United Technologies said last month its two subsidiaries, Pratt & Whitney Canada and Hamilton Sundstrand Corp, agreed to pay more than $75 million to the US government to settle criminal and administrative charges related to the violations.
But the Chinese defence ministry, in the first official response, denied having anything to do with the incident, insisting its helicopter programme relied purely on indigenous know-how.
"To say that China stole US technology in the process of developing helicopter gunships is seriously out of kilter with the facts," spokesman Yang Yujun said in a statement posted on the ministry's website.
"China's development of helicopter gunships has all along been done upholding the principles of standing on ones own and independent innovation, relying on our own strength for development and production," he added.
"China's helicopter gunships and its engines are all self-developed and produced and we own all the intellectual property rights."
US federal prosecutors said United Technologies knew that its export of modified software to China would allow Beijing to test and develop its new military helicopter, called the Z-10, using 10 engines that had been legally exported as commercial items.
Prosecutors said the company harmed national security while trying to gain access to China's lucrative civilian helicopter market.

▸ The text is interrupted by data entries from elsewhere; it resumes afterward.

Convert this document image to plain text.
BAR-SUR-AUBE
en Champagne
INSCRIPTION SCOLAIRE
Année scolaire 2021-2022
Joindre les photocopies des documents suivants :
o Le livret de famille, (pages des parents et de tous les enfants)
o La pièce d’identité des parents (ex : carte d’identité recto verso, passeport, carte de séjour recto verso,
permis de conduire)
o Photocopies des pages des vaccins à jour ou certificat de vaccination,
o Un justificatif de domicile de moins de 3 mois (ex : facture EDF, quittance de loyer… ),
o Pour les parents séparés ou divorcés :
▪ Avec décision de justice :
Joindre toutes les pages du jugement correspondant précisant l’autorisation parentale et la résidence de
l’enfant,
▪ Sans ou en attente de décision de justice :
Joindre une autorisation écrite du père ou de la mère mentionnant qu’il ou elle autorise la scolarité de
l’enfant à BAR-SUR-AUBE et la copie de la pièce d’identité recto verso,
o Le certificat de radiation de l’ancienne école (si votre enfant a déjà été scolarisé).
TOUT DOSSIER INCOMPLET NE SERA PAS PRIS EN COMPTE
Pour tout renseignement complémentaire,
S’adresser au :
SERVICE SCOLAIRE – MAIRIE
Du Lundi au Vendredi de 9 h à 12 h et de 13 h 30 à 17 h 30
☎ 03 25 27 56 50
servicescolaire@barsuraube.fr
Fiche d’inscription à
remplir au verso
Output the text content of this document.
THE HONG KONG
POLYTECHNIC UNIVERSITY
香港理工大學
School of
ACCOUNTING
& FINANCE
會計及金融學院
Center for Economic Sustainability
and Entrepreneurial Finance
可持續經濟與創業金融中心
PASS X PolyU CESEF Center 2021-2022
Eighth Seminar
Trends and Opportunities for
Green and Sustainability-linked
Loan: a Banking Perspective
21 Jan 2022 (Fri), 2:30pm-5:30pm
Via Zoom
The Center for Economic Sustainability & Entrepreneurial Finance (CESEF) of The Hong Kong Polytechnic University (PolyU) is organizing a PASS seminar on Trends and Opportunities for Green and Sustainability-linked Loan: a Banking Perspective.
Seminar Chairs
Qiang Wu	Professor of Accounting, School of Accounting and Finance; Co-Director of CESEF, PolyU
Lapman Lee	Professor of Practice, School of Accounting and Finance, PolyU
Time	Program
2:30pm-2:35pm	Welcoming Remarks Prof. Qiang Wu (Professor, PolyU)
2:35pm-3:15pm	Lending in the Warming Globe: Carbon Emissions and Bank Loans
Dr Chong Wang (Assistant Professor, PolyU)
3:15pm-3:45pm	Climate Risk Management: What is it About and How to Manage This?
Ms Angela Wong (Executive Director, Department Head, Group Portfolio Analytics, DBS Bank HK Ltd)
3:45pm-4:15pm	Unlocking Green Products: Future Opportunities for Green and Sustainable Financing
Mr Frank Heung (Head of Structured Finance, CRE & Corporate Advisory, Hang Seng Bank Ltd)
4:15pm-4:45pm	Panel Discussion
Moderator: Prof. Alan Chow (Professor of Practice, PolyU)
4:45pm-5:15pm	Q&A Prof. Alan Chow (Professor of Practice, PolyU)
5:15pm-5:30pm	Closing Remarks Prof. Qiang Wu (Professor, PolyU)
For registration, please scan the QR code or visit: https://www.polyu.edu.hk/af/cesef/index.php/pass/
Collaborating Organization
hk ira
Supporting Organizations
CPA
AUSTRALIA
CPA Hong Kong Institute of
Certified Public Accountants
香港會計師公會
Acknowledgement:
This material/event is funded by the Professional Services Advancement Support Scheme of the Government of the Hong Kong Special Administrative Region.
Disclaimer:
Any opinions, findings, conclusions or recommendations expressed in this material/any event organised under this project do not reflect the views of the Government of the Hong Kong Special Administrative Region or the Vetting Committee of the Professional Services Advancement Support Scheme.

United Technologies said it accepted responsibility for the violations and deeply regretted that they had occurred.
The case comes amid growing US concerns about China's military expansion and escalating electronic espionage.
Federal authorities have brought five major cases since last February, involving everything from drone technology to radiation-hardened computers used in satellite communications.
Western experts say the Z-10, first delivered to China's People's Liberation Army in 2009, is developing into one of the world's most modern and capable combat helicopters.